Como los campeones, sus acciones no son consecuencia de las circunstancias, sino madre de las circunstancias a las que todos deben responder. Después de asustar a todos, y emocionar a la gente ante su tele, Evenepoel levantó el pie. Y todos recordaron que a sus 20 años y ni dos temporadas de profesional, ya ha ganado el Tour de Bélgica, el campeonato de Europa, la Clásica de San Sebastián, en 2019, con 19 años, y las Vueltas a San Juan y al Algarve este 2020, todo lo que ha corrido hasta ahora.

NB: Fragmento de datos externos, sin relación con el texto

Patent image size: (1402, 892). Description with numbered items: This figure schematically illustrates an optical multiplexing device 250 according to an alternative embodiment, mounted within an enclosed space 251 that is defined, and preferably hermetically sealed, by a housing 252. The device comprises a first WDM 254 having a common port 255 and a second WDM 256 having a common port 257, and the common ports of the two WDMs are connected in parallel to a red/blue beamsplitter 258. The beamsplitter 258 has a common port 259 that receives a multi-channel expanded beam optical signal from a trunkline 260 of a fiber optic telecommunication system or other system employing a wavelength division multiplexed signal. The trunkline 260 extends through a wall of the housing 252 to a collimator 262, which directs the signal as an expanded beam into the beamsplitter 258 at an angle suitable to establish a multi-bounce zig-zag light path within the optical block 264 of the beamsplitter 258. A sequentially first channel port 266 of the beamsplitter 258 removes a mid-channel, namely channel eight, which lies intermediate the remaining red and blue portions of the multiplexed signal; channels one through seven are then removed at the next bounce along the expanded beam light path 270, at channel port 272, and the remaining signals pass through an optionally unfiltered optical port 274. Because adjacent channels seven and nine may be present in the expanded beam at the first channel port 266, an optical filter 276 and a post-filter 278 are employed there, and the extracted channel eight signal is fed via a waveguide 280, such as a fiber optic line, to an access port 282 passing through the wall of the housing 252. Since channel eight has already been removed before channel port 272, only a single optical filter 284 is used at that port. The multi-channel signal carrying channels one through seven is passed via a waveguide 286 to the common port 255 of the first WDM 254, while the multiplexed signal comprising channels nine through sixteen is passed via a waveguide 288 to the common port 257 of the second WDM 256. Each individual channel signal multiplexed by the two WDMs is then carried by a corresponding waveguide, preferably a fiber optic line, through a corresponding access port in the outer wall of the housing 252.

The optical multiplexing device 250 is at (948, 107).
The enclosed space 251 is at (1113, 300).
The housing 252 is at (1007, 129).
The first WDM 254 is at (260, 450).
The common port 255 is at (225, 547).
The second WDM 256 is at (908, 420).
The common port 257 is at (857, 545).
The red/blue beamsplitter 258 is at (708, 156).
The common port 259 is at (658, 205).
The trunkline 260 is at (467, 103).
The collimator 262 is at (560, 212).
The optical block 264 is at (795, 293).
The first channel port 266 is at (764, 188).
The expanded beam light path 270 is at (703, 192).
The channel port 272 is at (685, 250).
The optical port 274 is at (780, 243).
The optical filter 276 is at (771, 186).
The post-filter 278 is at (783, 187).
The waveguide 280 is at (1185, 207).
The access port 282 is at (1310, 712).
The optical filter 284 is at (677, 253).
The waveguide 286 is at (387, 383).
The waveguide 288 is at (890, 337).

Se le espera, le esperan Valverde, Landa, Mas, Sosa, Carapaz..., los mejores escaladores, mañana en la subida al Picón Blanco, en Espinosa de los Monteros, y el sábado en las Lagunas de Neila.
Y a todos, Burgos les abrió el apetito y las ganas de soñar con lo que queda, con los campeones a los que se dejó parados en marzo peleando por un Tour en septiembre, un Giro en octubre, una Vuelta en noviembre, con las grandes clásicas de primavera en verano y en otoño. Por el ciclismo de siempre, aun enmascarado.